Les réponses de nos 20 Syndicats Régionaux (SPRIR)  sur leurs perspectives d’activité 2017 en cette fin de 1er semestre 2017 permettent de confirmer une amélioration de l’activité en 2017. La plupart des régions envisagent une hausse d’activité pour 2017, seules deux d’entre elles prévoyant une stabilité par rapport à l’année 2016 (Auvergne et PACA). La hausse envisagée reste toutefois mesurée à l’exception de la Haute Normandie (+10%), de la Basse Normandie (+5%) et de l’Aquitaine (+5%).

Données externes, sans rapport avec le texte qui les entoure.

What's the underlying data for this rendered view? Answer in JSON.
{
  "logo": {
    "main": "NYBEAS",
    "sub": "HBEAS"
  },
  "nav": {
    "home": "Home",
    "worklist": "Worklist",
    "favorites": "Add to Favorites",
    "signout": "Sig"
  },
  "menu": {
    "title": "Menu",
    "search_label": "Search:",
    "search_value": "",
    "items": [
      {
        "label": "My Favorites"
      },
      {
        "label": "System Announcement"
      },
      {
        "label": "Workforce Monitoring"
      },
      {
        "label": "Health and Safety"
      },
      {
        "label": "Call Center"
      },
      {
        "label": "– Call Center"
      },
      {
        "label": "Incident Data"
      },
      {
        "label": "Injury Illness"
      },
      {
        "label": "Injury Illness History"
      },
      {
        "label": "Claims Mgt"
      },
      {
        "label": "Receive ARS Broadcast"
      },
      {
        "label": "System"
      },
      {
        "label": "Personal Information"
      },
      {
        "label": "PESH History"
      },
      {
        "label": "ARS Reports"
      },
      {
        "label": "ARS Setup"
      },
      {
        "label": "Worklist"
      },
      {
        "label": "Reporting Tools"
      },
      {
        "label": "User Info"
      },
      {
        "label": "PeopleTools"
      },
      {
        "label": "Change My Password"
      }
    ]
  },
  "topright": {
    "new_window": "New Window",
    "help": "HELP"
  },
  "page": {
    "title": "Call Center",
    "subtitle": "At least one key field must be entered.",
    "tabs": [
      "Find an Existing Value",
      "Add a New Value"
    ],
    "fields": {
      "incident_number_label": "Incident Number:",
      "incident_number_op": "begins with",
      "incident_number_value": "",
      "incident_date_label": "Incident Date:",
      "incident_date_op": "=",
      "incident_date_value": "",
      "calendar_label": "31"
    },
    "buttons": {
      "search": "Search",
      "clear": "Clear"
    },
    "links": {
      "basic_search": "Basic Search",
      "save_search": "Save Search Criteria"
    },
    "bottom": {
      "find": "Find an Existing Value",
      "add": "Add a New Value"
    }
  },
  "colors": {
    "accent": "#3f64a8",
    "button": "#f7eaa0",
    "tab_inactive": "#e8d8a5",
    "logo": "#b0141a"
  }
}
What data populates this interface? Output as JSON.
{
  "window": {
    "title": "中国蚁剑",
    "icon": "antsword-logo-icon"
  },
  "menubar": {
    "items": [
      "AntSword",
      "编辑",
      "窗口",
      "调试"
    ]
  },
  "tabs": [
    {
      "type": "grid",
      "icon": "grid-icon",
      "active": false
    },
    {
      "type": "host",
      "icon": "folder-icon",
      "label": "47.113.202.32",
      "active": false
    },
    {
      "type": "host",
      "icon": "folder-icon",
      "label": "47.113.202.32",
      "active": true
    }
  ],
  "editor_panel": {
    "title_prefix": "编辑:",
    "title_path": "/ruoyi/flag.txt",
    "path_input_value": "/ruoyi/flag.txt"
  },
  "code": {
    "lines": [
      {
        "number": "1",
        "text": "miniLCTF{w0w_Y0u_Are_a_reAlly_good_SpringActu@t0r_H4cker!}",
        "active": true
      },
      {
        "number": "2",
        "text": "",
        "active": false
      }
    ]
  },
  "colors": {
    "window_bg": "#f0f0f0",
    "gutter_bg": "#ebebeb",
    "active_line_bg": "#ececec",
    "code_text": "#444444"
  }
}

Les autres régions prévoient une hausse comprise entre +1% et + 3,5%. La hausse envisagée en Ile de France est mesurée (+1,5%) car les projets du Grand Paris ne produiront leurs effets pour les entreprises routières qu’à partir de 2018.

Fort de ces informations nationales et régionales la commission Economique de l’USIRF a donc revu ses prévisions 2017 à la hausse. Elle envisage une progression du chiffre d’affaires de +  5%. Toutefois elle table sur une inflation de l’ordre de +3% compte tenu de la progression des coûts salariaux combinée à  la hausse des produits pétroliers  (bitume et carburants). En volume l’activité pourrait être de +2%.

Les départements après une période de baisse continue stabilisent pour 2017 leurs dépenses d’investissement et d’entretien par rapport à 2016. La réalisation de nouveaux projets de transports collectifs, trams ou Bus à au haut Niveau de Services semble repartir. Le nombre de projets d’études dans les communes croit. Les élus locaux sont à mi-mandat. Les nouvelles intercommunalités après la réduction de leur nombre et la délimitation de leur périmètre géographique s’interrogent toujours sur la prise en charge compétences optionnelles, ce qui est le cas des compétences voirie.  D’une manière générale les disparités entre les régions et au sein des régions sont identiques, le poids des aires urbaines restant prépondérant par rapport au rural. Les métropoles ou les villes d’importance continuent de tire l’activité tandis  à l’inverse de nombreux départements ruraux dans lesquels il ne se passe pas grand-chose.

La Profession se veut optimiste pour l’avenir mais elle reste attentive aux décisions qui seront prises par le Gouvernement à l’issue des élections législatives. La question du financement des projets d’infrastructures de transports reste entière de même que celle des dotations de l’Etat aux collectivités locales. La volonté affichée d’une baisse des dotations de l’Etat se traduira-t-elle par une dégradation des marges de manœuvre des collectivités locales à l’investissement  comme pour l’entretien de leur patrimoine d’infrastructures ?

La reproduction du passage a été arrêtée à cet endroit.